Figure 1. Gemtuzumab ozogamicin (GO) mechanism of action and biomarkers of response. SOCS3: Suppressor Of Cytokine Signaling 3; ABCB1: ATP-binding cassette subfamily B member 1 gene; NPM1mut: Nucleophosmin 1 gene mutation; FLT3-ITD: FMS-Like Tyrosine Kinase 3 Internal Tandem Duplication; KMT2A-r: Lysine Methyltransferase 2A rearrangement.

4.Conclusions

       Given its high expression on AML blasts, CD33 antigen represents an attractive target in AML. Different clinical trials have confirmed the anti-leukemic activity of GO in CD33-positive AML cells and have shown improved outcome in AML patients. Over the past years, flow cytometry, cytogenetics, and molecular approaches, including sequencing technologies, MRD monitoring, and genotyping studies of CD33 and ABCB1 SNPs have offered a comprehensive analysis of promising biomarkers for GO response.
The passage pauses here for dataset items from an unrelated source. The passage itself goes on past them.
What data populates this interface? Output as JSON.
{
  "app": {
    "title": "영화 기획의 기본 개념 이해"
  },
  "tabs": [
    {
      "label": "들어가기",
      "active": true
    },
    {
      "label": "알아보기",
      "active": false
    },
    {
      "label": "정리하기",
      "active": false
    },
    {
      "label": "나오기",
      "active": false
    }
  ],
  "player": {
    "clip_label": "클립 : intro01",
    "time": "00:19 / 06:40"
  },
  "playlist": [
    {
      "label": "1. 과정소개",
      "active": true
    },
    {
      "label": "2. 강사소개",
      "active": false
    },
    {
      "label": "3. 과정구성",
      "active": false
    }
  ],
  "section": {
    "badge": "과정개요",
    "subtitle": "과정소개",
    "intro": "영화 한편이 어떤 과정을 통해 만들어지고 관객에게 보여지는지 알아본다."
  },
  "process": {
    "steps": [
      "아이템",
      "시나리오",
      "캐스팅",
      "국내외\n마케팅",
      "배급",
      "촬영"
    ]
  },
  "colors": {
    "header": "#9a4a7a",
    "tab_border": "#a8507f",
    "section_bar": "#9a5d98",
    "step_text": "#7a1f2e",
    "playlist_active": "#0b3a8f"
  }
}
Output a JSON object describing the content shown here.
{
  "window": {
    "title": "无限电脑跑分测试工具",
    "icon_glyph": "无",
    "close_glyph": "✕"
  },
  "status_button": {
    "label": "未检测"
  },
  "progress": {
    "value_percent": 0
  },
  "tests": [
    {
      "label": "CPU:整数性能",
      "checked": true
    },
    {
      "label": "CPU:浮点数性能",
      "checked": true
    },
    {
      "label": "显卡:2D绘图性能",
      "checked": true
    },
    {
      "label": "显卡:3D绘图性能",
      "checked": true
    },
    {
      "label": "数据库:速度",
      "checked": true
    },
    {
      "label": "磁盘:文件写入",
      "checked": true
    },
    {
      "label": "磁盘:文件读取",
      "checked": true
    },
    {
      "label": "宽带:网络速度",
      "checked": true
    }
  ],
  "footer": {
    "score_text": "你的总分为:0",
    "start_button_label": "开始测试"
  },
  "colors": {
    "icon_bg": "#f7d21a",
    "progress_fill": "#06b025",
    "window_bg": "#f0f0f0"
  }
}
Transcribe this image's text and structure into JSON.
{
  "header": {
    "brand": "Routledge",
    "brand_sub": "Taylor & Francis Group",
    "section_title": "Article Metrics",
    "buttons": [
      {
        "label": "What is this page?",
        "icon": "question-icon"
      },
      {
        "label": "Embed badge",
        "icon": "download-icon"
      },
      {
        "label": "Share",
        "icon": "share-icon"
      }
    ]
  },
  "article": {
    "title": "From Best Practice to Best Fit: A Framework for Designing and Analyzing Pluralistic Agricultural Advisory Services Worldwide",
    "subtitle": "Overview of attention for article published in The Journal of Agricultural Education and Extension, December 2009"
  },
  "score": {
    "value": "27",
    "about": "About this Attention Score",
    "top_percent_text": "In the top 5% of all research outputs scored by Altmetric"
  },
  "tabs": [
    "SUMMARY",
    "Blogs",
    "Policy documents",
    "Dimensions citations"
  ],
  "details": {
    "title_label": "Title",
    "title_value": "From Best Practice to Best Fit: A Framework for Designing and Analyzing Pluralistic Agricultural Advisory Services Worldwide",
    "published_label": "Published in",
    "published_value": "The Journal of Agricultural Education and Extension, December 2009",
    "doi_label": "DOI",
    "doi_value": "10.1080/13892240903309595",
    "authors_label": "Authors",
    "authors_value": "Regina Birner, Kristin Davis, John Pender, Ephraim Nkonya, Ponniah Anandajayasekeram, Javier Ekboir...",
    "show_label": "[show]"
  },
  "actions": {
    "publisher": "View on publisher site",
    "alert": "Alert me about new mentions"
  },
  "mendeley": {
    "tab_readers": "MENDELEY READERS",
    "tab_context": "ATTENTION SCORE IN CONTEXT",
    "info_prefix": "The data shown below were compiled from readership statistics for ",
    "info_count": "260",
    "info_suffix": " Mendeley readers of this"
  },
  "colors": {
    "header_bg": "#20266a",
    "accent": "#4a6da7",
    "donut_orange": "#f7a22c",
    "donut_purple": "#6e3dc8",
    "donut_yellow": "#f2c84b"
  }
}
Collectively, these improvements have helped to refine the subset of patients that may benefit from GO and improve patient management. Increasing knowledge of the molecular alterations in AML paves the way to new combinatory regimens that may enhance GO efficacy. Hence, ongoing trials are evaluating the feasibility and the efficacy of combining GO to FLT3-ITD inhibitors (NCT03900949, NCT04385290, NCT04293562) and Bcl-2 inhibitors (NCT04070768, NCT04070768).